On the bench, when the drive coil outputs its current pulse into the secondary coil and there is no capacitor, you get an approximation to case 2) above.  You can assume that you lose some energy, but much less than losing 50%.   The parasitic capacitance in the interconnect wiring will absorb the voltage spike that comes as a result of the current pulse from the drive coil.  The resulting high-voltage spike is the "extreme torque for a very short time" that will get the secondary coil "rolling."  Naturally, there will be a risk of dielectric breakdown in the air when this happens.

MileHigh

I hadnt ever put it together that the flywheel and inductor are both not going to react heavily to impulse hits.
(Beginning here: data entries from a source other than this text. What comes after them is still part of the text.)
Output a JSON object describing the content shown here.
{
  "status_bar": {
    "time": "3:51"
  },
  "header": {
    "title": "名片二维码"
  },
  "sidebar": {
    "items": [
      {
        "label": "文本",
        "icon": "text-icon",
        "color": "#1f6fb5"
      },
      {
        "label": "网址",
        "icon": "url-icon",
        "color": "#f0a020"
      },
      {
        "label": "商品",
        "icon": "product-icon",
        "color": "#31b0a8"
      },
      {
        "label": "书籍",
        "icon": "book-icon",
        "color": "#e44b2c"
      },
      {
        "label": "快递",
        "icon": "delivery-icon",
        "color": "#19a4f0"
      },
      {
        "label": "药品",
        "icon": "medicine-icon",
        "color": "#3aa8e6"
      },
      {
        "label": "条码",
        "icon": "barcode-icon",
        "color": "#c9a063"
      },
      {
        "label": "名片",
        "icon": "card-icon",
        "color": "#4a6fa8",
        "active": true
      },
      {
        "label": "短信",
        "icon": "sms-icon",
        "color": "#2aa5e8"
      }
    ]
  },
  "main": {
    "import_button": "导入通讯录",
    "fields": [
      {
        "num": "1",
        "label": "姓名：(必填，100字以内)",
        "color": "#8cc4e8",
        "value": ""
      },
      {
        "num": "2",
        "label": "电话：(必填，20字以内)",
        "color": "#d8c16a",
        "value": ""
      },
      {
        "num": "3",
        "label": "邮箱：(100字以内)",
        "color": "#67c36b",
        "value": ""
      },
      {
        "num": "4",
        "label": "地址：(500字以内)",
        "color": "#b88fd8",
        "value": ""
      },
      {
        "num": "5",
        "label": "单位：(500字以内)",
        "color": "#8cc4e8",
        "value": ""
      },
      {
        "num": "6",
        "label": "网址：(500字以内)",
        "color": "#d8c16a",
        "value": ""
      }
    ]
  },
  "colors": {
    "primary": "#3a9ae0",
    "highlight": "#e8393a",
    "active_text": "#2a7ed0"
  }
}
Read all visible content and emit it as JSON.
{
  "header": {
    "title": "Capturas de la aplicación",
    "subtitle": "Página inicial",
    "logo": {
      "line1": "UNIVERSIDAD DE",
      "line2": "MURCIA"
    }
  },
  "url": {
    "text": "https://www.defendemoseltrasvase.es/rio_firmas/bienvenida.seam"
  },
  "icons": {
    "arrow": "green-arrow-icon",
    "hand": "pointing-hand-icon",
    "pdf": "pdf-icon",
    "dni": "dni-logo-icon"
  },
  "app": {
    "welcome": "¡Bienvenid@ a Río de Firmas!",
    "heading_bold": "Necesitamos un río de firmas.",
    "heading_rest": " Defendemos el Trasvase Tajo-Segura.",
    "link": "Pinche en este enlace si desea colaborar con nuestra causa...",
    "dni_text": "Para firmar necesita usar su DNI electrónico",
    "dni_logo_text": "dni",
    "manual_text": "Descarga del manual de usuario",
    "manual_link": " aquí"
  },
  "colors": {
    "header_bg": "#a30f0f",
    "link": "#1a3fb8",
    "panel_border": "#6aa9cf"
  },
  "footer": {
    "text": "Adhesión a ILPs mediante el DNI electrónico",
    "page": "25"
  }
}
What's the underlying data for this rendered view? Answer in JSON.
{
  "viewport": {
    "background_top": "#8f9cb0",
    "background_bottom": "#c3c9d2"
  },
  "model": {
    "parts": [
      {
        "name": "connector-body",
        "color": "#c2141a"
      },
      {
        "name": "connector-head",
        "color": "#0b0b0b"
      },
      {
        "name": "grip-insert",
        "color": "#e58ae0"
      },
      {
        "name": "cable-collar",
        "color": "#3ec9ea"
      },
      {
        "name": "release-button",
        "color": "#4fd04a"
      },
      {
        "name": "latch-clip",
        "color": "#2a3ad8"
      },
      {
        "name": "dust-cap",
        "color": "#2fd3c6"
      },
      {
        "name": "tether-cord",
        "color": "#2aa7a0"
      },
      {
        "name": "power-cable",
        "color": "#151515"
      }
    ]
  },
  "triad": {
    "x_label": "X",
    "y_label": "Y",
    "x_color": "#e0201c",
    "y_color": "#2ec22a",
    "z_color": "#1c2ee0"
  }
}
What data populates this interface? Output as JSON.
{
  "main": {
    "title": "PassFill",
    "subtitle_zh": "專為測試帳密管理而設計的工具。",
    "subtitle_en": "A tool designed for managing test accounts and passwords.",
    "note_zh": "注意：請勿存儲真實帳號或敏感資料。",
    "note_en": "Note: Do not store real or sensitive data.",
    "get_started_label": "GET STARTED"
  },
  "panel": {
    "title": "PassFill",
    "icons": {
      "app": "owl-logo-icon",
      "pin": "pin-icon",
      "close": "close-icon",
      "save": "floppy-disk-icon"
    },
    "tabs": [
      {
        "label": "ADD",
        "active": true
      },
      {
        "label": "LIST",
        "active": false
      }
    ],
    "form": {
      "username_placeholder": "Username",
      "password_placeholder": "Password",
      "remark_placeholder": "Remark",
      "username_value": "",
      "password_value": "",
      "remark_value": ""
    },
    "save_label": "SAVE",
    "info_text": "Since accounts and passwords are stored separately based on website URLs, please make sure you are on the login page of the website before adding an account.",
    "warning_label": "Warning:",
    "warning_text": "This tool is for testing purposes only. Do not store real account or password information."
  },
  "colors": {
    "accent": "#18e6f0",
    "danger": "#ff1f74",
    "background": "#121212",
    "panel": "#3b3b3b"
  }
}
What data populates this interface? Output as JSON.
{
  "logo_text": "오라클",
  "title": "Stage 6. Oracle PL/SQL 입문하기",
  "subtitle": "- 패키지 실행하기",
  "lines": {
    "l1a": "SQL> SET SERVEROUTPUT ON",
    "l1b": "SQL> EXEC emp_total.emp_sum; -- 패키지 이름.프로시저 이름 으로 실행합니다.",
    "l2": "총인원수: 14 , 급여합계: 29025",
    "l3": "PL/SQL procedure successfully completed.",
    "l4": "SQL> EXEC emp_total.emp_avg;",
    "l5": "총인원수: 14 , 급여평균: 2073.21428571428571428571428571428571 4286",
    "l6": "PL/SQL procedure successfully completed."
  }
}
Like it would be very hard to get a flywheel to oscillate one way then the other at high freq.  So the cap with the coil would be the flywheel with a spring.  The smaller the cap, similarly the tighter the spring.

;)

For some reason the word inductor is underlined in red as a misspell as I write it here.  ::)

Mags

Magluvin

Quote from: synchro1 on November 19, 2015, 11:45:52 PM
@Milehigh,

What effect does the EMF induced into the high-voltage coil from the passing rotor magnet have on the capacitor discharge curve?

Was thinking about that earlier, in a way.  Like how a larger inductance will block an 'electrical' pulse, but a magnetic pulse induction would have no problem getting current to flow in the large inductance.

Mags

synchro1

Quote from: Magluvin on November 20, 2015, 12:48:54 AM
Was thinking about that earlier, in a way.  Like how a larger inductance will block an 'electrical' pulse, but a magnetic pulse induction would have no problem getting current to flow in the large inductance.

Mags

@Mags,

Woopjump produces a scope shot with the auxiliary coil separated from the rotor for comparison in his first video. A vastly greater amount of voltage appears on the scope when he repositions it close to the rotor. Woopy takes wide notice of it but doesn't offer any explanation.